Первой моей крупной находкой, которую я запомнил, был настоящий пулемёт «Максим», с почти полным лентой патронов к нему. Несмотря на длительное время нахождения под землёй, пулемёт и патроны пребывали в хорошем состоянии.
После проливного дождя, один из холмов ополз. На нём, когда-то были вырыты окопы и блиндажи, вот один край их открылся моему взору. За пулемётом лежал скелет красноармейца в гимнастёрке и в будёновке.
Как мне объяснили старшие пацаны, смертоносная пуля или осколок прошли к сердцу бойца через разбитую ключицу. Быстрее всего это мог быть осколок так, как рядом находилась воронка от взрыва. Его засыпало и, возможно, никто не искал.
В какую из войн произошла эта трагедия, я не знал, да и вряд ли меня тогда это интересовало и волновало. В те годы мне больше всего хотелось по-взрослому построчить из настоящего пулемёта, а до скелета мне дела не было.
Увы, может, кто-то и выпустил из «моего» пулемёта очередь, но я об этом не узнал. Мне в благодарность за столь ценную находку показали лишь кулак, намекая на то, что если я расскажу о находке, то схлопочу сполна, и я вынужден был «забыть» о его существовании на многие годы.
Другой моей удачной находкой оказались настоящий немецкий автомат «шмайсер» с двумя полными магазинами к нему и почти новая каска с рожками. Они были густо смазаны солидолом и замотаны в промаслённую фуфайку.

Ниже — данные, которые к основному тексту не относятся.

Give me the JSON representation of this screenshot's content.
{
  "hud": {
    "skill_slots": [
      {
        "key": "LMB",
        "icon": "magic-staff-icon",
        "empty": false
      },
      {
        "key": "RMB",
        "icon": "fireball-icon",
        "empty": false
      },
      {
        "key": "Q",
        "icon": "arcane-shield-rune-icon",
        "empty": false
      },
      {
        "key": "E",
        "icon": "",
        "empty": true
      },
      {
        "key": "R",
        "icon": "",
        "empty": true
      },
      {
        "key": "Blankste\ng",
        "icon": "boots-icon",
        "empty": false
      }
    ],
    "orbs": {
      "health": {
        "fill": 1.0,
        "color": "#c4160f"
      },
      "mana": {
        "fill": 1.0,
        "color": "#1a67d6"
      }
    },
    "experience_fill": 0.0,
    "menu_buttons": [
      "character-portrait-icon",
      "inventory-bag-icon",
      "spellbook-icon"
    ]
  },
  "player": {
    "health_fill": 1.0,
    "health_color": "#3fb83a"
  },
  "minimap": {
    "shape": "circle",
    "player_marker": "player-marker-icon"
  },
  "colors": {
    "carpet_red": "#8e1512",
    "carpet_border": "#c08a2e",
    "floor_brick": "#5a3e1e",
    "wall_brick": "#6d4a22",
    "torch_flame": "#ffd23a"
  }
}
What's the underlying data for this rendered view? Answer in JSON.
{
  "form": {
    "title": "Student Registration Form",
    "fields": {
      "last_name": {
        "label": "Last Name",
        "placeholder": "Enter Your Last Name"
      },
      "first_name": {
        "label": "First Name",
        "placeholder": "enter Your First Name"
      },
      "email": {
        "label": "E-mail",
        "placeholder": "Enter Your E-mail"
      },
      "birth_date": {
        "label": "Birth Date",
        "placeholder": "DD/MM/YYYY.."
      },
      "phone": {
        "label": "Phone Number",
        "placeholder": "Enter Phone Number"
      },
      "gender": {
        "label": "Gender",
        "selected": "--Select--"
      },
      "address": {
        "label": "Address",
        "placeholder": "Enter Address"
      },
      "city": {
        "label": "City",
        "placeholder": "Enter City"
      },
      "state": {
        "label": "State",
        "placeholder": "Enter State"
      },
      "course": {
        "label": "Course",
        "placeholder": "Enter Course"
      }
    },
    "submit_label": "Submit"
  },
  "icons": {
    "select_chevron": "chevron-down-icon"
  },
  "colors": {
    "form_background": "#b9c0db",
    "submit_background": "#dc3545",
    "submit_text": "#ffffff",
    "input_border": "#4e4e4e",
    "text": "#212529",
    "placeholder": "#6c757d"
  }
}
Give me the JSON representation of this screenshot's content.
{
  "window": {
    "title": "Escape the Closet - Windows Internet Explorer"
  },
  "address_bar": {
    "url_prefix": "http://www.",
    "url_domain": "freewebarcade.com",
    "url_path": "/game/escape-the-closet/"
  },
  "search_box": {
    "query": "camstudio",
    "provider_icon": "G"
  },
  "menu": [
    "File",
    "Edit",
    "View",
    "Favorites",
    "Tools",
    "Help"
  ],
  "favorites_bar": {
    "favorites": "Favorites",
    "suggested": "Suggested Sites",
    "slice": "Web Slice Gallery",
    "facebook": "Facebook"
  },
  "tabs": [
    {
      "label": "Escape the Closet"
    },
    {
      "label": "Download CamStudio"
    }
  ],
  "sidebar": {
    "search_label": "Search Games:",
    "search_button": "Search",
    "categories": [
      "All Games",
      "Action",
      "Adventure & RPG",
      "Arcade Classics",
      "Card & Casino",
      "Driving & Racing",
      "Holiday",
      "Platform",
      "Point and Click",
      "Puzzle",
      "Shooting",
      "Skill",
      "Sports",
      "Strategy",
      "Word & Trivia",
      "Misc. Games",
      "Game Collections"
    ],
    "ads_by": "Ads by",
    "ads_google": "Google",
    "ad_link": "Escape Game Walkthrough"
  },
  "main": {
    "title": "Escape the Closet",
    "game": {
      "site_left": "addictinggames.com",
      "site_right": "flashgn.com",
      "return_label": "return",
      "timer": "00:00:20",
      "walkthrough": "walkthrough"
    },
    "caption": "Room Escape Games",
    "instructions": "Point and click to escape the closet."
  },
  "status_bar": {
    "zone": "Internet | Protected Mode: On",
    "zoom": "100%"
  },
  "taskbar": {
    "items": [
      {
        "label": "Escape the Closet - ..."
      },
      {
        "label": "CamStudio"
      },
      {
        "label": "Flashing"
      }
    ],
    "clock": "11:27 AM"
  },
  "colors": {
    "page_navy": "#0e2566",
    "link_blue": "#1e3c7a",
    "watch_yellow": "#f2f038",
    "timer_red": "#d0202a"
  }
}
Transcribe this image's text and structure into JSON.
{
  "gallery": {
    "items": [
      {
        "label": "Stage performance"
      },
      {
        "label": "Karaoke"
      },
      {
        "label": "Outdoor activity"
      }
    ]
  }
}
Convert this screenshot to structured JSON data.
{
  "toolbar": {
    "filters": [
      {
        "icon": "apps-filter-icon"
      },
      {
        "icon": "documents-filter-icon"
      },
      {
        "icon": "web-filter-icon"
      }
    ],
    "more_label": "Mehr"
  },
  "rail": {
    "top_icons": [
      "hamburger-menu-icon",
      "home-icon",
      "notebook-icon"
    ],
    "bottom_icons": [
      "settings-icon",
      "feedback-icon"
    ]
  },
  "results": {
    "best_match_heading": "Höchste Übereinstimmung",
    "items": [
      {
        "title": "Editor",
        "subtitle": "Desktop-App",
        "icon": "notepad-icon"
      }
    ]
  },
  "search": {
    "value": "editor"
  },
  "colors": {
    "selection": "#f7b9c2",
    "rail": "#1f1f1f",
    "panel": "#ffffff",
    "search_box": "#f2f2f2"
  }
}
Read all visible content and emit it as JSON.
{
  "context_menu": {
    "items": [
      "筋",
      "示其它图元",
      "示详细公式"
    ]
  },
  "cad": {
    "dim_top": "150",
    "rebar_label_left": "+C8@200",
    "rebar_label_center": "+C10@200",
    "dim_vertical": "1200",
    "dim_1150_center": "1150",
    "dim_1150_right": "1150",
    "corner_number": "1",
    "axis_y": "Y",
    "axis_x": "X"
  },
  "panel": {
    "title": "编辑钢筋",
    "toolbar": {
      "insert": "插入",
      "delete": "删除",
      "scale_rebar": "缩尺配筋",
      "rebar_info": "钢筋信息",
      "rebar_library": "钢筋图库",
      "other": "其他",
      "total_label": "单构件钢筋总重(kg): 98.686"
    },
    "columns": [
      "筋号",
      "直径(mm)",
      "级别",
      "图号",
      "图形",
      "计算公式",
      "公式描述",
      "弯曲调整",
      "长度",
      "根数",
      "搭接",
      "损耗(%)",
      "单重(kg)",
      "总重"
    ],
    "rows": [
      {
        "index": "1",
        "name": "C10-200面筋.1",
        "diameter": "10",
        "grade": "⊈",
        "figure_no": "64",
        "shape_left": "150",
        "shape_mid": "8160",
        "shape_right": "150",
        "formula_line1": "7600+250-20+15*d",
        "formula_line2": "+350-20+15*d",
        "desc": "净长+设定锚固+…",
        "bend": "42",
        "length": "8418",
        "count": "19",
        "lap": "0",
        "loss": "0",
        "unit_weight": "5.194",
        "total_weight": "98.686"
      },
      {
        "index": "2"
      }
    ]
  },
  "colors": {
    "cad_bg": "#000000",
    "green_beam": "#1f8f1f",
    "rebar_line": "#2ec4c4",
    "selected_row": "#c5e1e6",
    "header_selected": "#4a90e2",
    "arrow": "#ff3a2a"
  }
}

Я с другом Толькой О. нашёл всё это в овраге, куда жильцы из частных домов сваливали мусор. Я не исключаю того, что кто-то из местных просто избавился от опасного товара, не догадываясь о том, что пронырливая детвора из спецдетдома, чуть ли не ежедневно, обхаживает их свалку, в поисках чего-то «ценного» для себя. К сожалению, результат нашей находки ничем не отличался от первой. Я тогда не понимал, что мы всегда были под неусыпным наблюдением старших пацанов, и что обо всех наших перемещениях и находках им доносят наши сверстники и друзья, находящиеся в тот или иной момент рядом с нами.
Конечно же, я сожалел о несправедливых утратах и давал себе слово, никому не рассказывать о будущих находках; даже лучшим друзьям.
Попадались и другие стрелковые предметы из времён войн или войны, но я о них подзабыл. Припоминаю, что держал в руках ржавый револьвер без барабана, который только в музей годится.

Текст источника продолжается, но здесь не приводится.